Newsletter – April

April 1, 2013 in Resources & Links

April 2013


It’s Tax Filing Deadline Time

Monday, April 15, is the deadline for filing certain returns and taking certain tax-related actions. Here are the major deadlines.

  • Filing 2012 income tax returns for individuals. If you cannot file your return by this deadline, be sure to file an extension request by April 15. The automatic extension (you don’t need to explain to the IRS why you need more time) gives you until October 15, 2013, to file your return. An extension does not, generally, give you more time to pay taxes you still owe. To avoid penalty and interest charges, taxes must be paid by April 15.
  • Filing 2012 partnership returns for calendar-year partnerships.
  • Filing 2012 income tax returns for calendar-year trusts and estates.
  • Filing 2012 annual gift tax returns.
  • Making 2012 IRA contributions.
  • Paying the first quarterly estimate of 2013 individual estimated tax.
  • Amending 2009 individual tax returns (unless the 2009 return had a filing extension).
  • Original filing of 2009 individual income tax return to claim a refund of taxes.

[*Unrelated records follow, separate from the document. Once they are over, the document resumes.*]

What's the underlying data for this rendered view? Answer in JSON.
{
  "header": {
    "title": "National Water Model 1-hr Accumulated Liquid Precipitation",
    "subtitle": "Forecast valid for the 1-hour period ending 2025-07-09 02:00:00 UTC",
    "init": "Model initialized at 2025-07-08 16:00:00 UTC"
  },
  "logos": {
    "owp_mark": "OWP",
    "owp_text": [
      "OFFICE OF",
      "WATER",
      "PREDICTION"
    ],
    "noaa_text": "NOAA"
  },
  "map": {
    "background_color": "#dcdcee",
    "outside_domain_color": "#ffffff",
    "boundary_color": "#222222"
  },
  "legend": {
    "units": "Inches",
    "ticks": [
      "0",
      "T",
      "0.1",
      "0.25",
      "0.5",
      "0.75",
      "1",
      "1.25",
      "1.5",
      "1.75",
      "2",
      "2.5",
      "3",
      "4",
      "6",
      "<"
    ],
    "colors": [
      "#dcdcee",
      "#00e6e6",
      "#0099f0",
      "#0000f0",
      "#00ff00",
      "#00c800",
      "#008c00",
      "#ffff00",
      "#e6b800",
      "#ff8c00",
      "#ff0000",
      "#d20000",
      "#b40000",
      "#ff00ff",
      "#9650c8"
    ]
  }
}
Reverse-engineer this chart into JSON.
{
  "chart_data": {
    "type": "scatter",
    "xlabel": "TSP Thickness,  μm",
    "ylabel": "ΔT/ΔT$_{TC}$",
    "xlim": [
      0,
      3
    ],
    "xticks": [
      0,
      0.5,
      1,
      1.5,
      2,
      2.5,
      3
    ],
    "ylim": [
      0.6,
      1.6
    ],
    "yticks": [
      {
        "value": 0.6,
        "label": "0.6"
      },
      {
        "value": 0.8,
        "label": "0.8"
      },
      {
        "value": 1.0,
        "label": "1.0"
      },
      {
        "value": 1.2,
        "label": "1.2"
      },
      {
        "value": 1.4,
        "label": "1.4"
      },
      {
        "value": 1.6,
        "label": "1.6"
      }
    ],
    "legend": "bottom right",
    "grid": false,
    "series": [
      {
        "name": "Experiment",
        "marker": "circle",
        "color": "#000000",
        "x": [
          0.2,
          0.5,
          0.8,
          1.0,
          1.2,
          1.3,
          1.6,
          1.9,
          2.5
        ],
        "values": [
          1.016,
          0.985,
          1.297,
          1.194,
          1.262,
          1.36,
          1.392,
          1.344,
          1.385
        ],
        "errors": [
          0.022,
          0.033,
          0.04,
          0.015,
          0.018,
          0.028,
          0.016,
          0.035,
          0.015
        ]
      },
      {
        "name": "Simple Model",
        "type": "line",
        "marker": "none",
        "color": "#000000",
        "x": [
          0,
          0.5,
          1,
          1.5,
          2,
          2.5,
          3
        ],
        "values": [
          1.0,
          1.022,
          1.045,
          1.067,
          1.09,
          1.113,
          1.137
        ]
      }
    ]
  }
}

Some taxpayers have tax refunds due them for prior years, and unless a return is filed to claim the refund by the three-year statute of limitations, the refund is lost forever.


You Can’t Change Your Mind After You Convert

Under the new tax law, it is now easier to convert your employer-sponsored retirement plan such as a 401(k), 403(b), or 457 into a Roth IRA account. This is similar to converting your traditional IRA into a Roth IRA, but with one very significant difference.

When you convert a traditional IRA into a Roth IRA, you can change your mind and undo this conversion (also known as a recharacterization) by October 15 of the following year. This may make sense when the value of the account has dropped since you did the conversion, because you do not want to pay tax on a higher value than the account currently has.

When you convert an employer-sponsored retirement plan, you do not have the option of undoing the conversion by October 15. Once you convert your employer-sponsored retirement plan into a Roth IRA, it cannot be undone.

If you decide to convert your entire 401(k) into a Roth IRA, the entire balance will be taxable in the year of the conversion.

If you want to take advantage of this new provision, please contact our office first because there are some very important tax planning consequences to consider. If done without proper tax counsel, you may be paying more taxes than you should. In light of the new tax law, there are now more variables that need to be considered in your tax planning.


Watch For Hazards When Buying a Franchise

With a franchise, you don’t have to start a company from scratch. Whether the business sells fast food, automotive services, gourmet coffee, or dry cleaning, successful franchises are usually based on a proven business idea and a recognized brand name. The best franchisors can jump start a business by providing staff training, location advice, and detailed operations manuals. And some have ongoing relationships with financial institutions, which can help when you’re searching for start-up capital.

But buying into a franchise requires careful analysis and a healthy dose of skepticism. Before taking the plunge, watch for these hazards:

  • · Unrealistic forecasts. Sometimes predicted revenues do not materialize. That’s because early entrants may have cornered the most profitable territories already. So be aware that rosy forecasts based on historical data do not always pan out. Get market research for the area you’ve staked out (preferably from several sources), and determine the least amount of revenue you’ll need to cover costs and remain profitable.
  • · Unanticipated costs. In addition to an initial outlay for franchise rights, you’ll incur numerous out-of-pocket costs. These might include advertising, inventory and supply expenses, additional fees for training staff, legal expenses, and so on. Generally, you’ll also pay a continuing royalty on sales whether or not you make a profit. Failure to factor in these additional costs can sink a business before it gets started.
  • · Undependable franchisors. This is one area where research is vital. Contact other franchisees and ask about their experiences with the company. Have they been satisfied with the company’s support, including training, the quality of goods delivered, and ongoing relationships? Take a hard look at the company’s key management staff. How long have they been in business? What experience and education did they bring to the company? How many of their franchises have failed and why?
  • · Unproven business model. If you’re considering a franchise that’s not exactly a household word, use caution. Of course, jumping in during the initial stages of a fast-growing franchise can be especially lucrative. But there’s no substitute for proven marketability. Often a great idea on paper needs to be tweaked (or overhauled) when a company enters the marketplace. Unless you can live with significant risk – including the potential loss of your investment – steer toward a franchise with a solid track record.

If franchises are on your mind, give us a call for help with your analysis.


Filing Reminder for Tax-Exempts

Tax-exempt organizations are required to file annual reports with the IRS. Those with gross receipts below $50,000 can file an E-postcard rather than a longer version of Form 990.

The deadline for nonprofit filings is the 15th day of the fifth month after their year-end. For calendar-year organizations, the filing deadline for 2012 reports is May 15, 2013.